In doing so, we have sacrificed joy for excitement, peace for exhaustion, emotional intimacy for sex, connection for activities, fulfilment for immediate gratification.
Before there was the Internet, before there was television, before there was radio, before there was even electricity, humans read. They read books, even long books. They concentrated on what they were reading. They thought about what they were reading. They talked to others about what they were reading. Even the US Constitution had Sections and Articles with Roman Numerals, not bullet points.
About ten years ago I was fortunate to have dinner with my late mentor and leadership thought leader, Warren Bennis, television icon, Norman Lear and Concord Record CEO, Glen Barros. At one point I asked Warren and Norman what they felt was the greatest danger to the world. They each replied with the same word, “Expediency.”
When I asked them to explain, they replied that when people are in a rush, they not only make mistakes and sometimes large ones, they also often miss out on what is most important in life.
What if we were to view the uninvited invasion of Covid-19 into our lives as a chance to hit “reflect” (on what’s most important vs. what is most expedient and least important), “reset” (our minds to desire quality vs. quantity, and deeper connectedness to others and ourselves) and then “refresh” (how we will then act vs. react in our lives).

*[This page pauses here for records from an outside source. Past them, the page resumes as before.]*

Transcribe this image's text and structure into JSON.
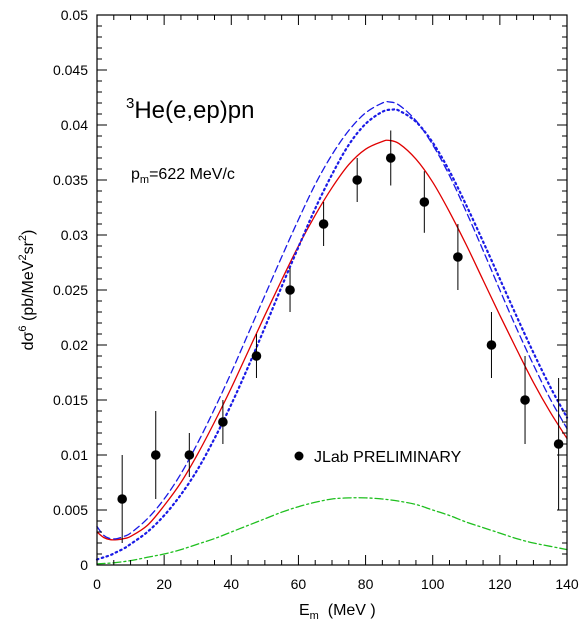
{
  "chart_data": {
    "type": "scatter",
    "title": "",
    "xlabel": {
      "base": "E",
      "sub": "m",
      "rest": "  (MeV )"
    },
    "ylabel": {
      "parts": [
        "dσ",
        "6",
        " (pb/MeV",
        "2",
        "sr",
        "2",
        ")"
      ]
    },
    "xlim": [
      0,
      140
    ],
    "ylim": [
      0,
      0.05
    ],
    "xticks": [
      0,
      20,
      40,
      60,
      80,
      100,
      120,
      140
    ],
    "xtick_labels": [
      "0",
      "20",
      "40",
      "60",
      "80",
      "100",
      "120",
      "140"
    ],
    "yticks": [
      0,
      0.005,
      0.01,
      0.015,
      0.02,
      0.025,
      0.03,
      0.035,
      0.04,
      0.045,
      0.05
    ],
    "ytick_labels": [
      "0",
      "0.005",
      "0.01",
      "0.015",
      "0.02",
      "0.025",
      "0.03",
      "0.035",
      "0.04",
      "0.045",
      "0.05"
    ],
    "grid": false,
    "annotations": {
      "reaction": {
        "sup": "3",
        "text": "He(e,ep)pn"
      },
      "momentum": {
        "base": "p",
        "sub": "m",
        "text": "=622 MeV/c"
      },
      "legend_label": "JLab  PRELIMINARY"
    },
    "data_points": {
      "x": [
        7.5,
        17.5,
        27.5,
        37.5,
        47.5,
        57.5,
        67.5,
        77.5,
        87.5,
        97.5,
        107.5,
        117.5,
        127.5,
        137.5
      ],
      "y": [
        0.006,
        0.01,
        0.01,
        0.013,
        0.019,
        0.025,
        0.031,
        0.035,
        0.037,
        0.033,
        0.028,
        0.02,
        0.015,
        0.011
      ],
      "err": [
        0.004,
        0.004,
        0.002,
        0.002,
        0.002,
        0.002,
        0.002,
        0.002,
        0.0025,
        0.0028,
        0.003,
        0.003,
        0.004,
        0.006
      ],
      "color": "#000000"
    },
    "series": [
      {
        "style": "solid",
        "color": "#e00000",
        "x": [
          0,
          2,
          4,
          6,
          8,
          10,
          15,
          20,
          25,
          30,
          35,
          40,
          45,
          50,
          55,
          60,
          65,
          70,
          75,
          80,
          85,
          87,
          90,
          95,
          100,
          105,
          110,
          115,
          120,
          125,
          130,
          135,
          140
        ],
        "y": [
          0.003,
          0.0025,
          0.0023,
          0.0023,
          0.0024,
          0.0026,
          0.0036,
          0.0054,
          0.0075,
          0.0101,
          0.013,
          0.0161,
          0.0194,
          0.0227,
          0.0259,
          0.029,
          0.0318,
          0.0343,
          0.0364,
          0.0378,
          0.0385,
          0.0386,
          0.0383,
          0.0369,
          0.0348,
          0.0321,
          0.0291,
          0.0259,
          0.0227,
          0.0196,
          0.0166,
          0.0139,
          0.0115
        ]
      },
      {
        "style": "dashed",
        "color": "#1a1ae6",
        "x": [
          0,
          2,
          4,
          6,
          8,
          10,
          15,
          20,
          25,
          30,
          35,
          40,
          45,
          50,
          55,
          60,
          65,
          70,
          75,
          80,
          85,
          87,
          90,
          95,
          100,
          105,
          110,
          115,
          120,
          125,
          130,
          135,
          140
        ],
        "y": [
          0.0035,
          0.0027,
          0.0024,
          0.0024,
          0.0026,
          0.0029,
          0.0042,
          0.006,
          0.0083,
          0.0111,
          0.0142,
          0.0175,
          0.021,
          0.0245,
          0.028,
          0.0314,
          0.0346,
          0.0373,
          0.0395,
          0.0411,
          0.042,
          0.0421,
          0.0418,
          0.0404,
          0.0382,
          0.0354,
          0.0321,
          0.0286,
          0.025,
          0.0215,
          0.0182,
          0.0151,
          0.0124
        ]
      },
      {
        "style": "dotted",
        "color": "#1a1ae6",
        "x": [
          0,
          2,
          4,
          6,
          8,
          10,
          15,
          20,
          25,
          30,
          35,
          40,
          45,
          50,
          55,
          60,
          65,
          70,
          75,
          80,
          85,
          88,
          90,
          95,
          100,
          105,
          110,
          115,
          120,
          125,
          130,
          135,
          140
        ],
        "y": [
          0.0005,
          0.0007,
          0.0009,
          0.0012,
          0.0015,
          0.0019,
          0.003,
          0.0045,
          0.0064,
          0.0087,
          0.0115,
          0.0146,
          0.018,
          0.0216,
          0.0253,
          0.0289,
          0.0324,
          0.0355,
          0.0382,
          0.0401,
          0.0412,
          0.0414,
          0.0413,
          0.0403,
          0.0384,
          0.0358,
          0.0327,
          0.0294,
          0.026,
          0.0226,
          0.0193,
          0.0162,
          0.0134
        ]
      },
      {
        "style": "dashdot",
        "color": "#1fbf1f",
        "x": [
          0,
          5,
          10,
          15,
          20,
          25,
          30,
          35,
          40,
          45,
          50,
          55,
          60,
          65,
          70,
          75,
          80,
          85,
          90,
          95,
          100,
          105,
          110,
          115,
          120,
          125,
          130,
          135,
          140
        ],
        "y": [
          0.0001,
          0.0002,
          0.0004,
          0.0007,
          0.001,
          0.0014,
          0.0019,
          0.0024,
          0.003,
          0.0036,
          0.0042,
          0.0048,
          0.0053,
          0.0057,
          0.006,
          0.0061,
          0.0061,
          0.006,
          0.0058,
          0.0055,
          0.005,
          0.0045,
          0.0039,
          0.0034,
          0.0029,
          0.0024,
          0.002,
          0.0017,
          0.0014
        ]
      }
    ]
  }
}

What if we used this shut down and shut in time to read more, think more and connect more with others.
I can tell that I’m losing some of you attention challenged readers so let me leave you with a relationship intimacy tactic that will immediately change the excitement seeking, agitation, impatience, irritability between you and someone who is close to you and replace it with something different and hopefully so much better that both of you will feel the difference, like it and want more of it.
Text that person and say, “When you have a few minutes for a call, there’s something I would like to apologize to you for. BTW don’t get scared, it’s not something illegal, losing my job, cancer or having an affair.”
Usually that will intrigue the other person because unsolicited apologizes are very rare, which is a shame, because they are so special and powerful if you can offer a sincere one.
Then when you have them on a call say, “When I am behaving at my worst, how frustrated, upset and disappointed am I capable of making you feel?”
In all likelihood, they’ll be dumbfounded — and disarmed — and respond with, “Huh?” or “What?”
Then repeat, “Yes, when I am behaving at my worst, how frustrated, upset and disappointed am I capable of making you feel? That’s because I recently put myself in your shoes having to deal with me and I realized I can act awful with you and I wanted you to tell me about that, give me some examples, so that I can really make an effort to not do it anymore, because you deserve for me to treat you better.”
Then encourage them to tell you any and everything that you have done or do that frustrates, upsets and disappoints them. When they do, make sure to not become defensive or go on the attack back at them. Instead have them tell you more and give you specific examples. The more specific, the more it will help them get these suppressed and relationally harming feelings up, out and away. After they finish, say to them, “Look me in the eye,” and then look deeply in their eyes and say, “I’m sorry and I’m going to fix that.” But then make sure you do.
When you do that, they and you may not only re-experience the warm feelings underneath, you may both get lucky tonight.
That said, just like you, I wish Covid-19 had never happened and just like you I’m eager for us to be able to safely get through it and past it, but Covid-19’s silver lining may be an opportunity for us to connect more deeply to each other and ourselves.